Pour de nombreux experts, le parcours de cette ancienne combattante, morte avec autour du cou un drapeau à l'effigie de Donald Trump mais qui avait par le passé voté pour Barack Obama, illustre en outre la radicalisation de nombreux partisans du milliardaire conservateur ces dernières années.
Le 6 janvier 2021, des milliers de fans de M. Trump, encore président en exercice, s'étaient rassemblés aux abords de la Maison Blanche pour écouter leur idole.

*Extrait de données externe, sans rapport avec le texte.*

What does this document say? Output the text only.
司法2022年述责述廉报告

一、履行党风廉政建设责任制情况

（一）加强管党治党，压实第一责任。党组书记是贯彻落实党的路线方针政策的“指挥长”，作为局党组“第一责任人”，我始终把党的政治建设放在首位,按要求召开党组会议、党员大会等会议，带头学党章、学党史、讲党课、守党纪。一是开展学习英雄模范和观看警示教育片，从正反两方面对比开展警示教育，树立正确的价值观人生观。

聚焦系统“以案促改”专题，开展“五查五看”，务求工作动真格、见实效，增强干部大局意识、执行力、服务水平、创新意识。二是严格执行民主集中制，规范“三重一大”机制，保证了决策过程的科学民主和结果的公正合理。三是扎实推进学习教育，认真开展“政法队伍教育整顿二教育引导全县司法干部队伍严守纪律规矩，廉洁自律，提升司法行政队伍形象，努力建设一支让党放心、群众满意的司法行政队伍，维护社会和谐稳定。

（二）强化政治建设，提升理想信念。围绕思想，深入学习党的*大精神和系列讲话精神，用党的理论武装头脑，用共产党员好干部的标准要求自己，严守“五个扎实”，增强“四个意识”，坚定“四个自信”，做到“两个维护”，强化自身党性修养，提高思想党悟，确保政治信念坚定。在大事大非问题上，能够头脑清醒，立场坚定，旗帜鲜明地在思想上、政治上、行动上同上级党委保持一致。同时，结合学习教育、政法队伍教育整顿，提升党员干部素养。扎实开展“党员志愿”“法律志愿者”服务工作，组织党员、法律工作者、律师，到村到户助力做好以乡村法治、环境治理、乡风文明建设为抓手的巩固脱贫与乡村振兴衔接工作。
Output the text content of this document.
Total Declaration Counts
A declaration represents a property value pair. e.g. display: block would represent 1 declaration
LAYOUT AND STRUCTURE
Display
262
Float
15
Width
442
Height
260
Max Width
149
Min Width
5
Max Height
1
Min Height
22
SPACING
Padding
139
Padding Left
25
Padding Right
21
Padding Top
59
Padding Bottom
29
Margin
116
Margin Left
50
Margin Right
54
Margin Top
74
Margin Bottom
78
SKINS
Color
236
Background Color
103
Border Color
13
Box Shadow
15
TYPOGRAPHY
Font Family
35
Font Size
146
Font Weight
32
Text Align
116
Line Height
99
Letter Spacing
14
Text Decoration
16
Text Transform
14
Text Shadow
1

Puis plusieurs centaines d'entre eux, hurlant comme ce dernier à la fraude lors de la présidentielle de novembre, avaient forcé l'entrée du Capitole pendant que les parlementaires certifiaient la victoire du démocrate Joe Biden.
Ashli Babbitt se trouvait au premier rang de la foule en colère qui se pressait ce jour-là aux portes de l'hémicycle où des élus s'étaient barricadés, protégés par une poignée de policiers.
Sur des images filmées par un des intrus avec son téléphone, on peut voir cette femme de 35 ans tenter de passer par une vitre brisée dans la porte. "Allez! Allez!", encourage-t-elle ceux qui la hissent avant de passer la tête dans l'ouverture. C'est à ce moment précis qu'un policier chargé de la sécurité du Capitole ouvrira le feu, la touchant mortellement à l'épaule.
Les médias américains n'ont eu de cesse depuis lors de chercher à comprendre comment Ashli Babbit, engagée dans l'armée de l'air à l'âge de 17 ans pour défendre son pays, a pu en arriver à prendre d'assaut ce haut lieu de la démocratie américaine.
Casquette rouge et QAnon
Mme Babbitt est née en 1985 dans une famille modeste du sud de la Californie, dans la banlieue de San Diego, où l'on ne se mêlait pas spécialement de politique selon l'un de ses quatre frères cadets, Roger Witthoeft.
Elle était retournée s'établir près de sa ville natale, non loin de la frontière mexicaine, après avoir définitivement quitté les rangs de l'armée en 2016. Elle avait repris avec son époux une petite société spécialisée dans l'entretien des piscines, qui connaissait des difficultés financières.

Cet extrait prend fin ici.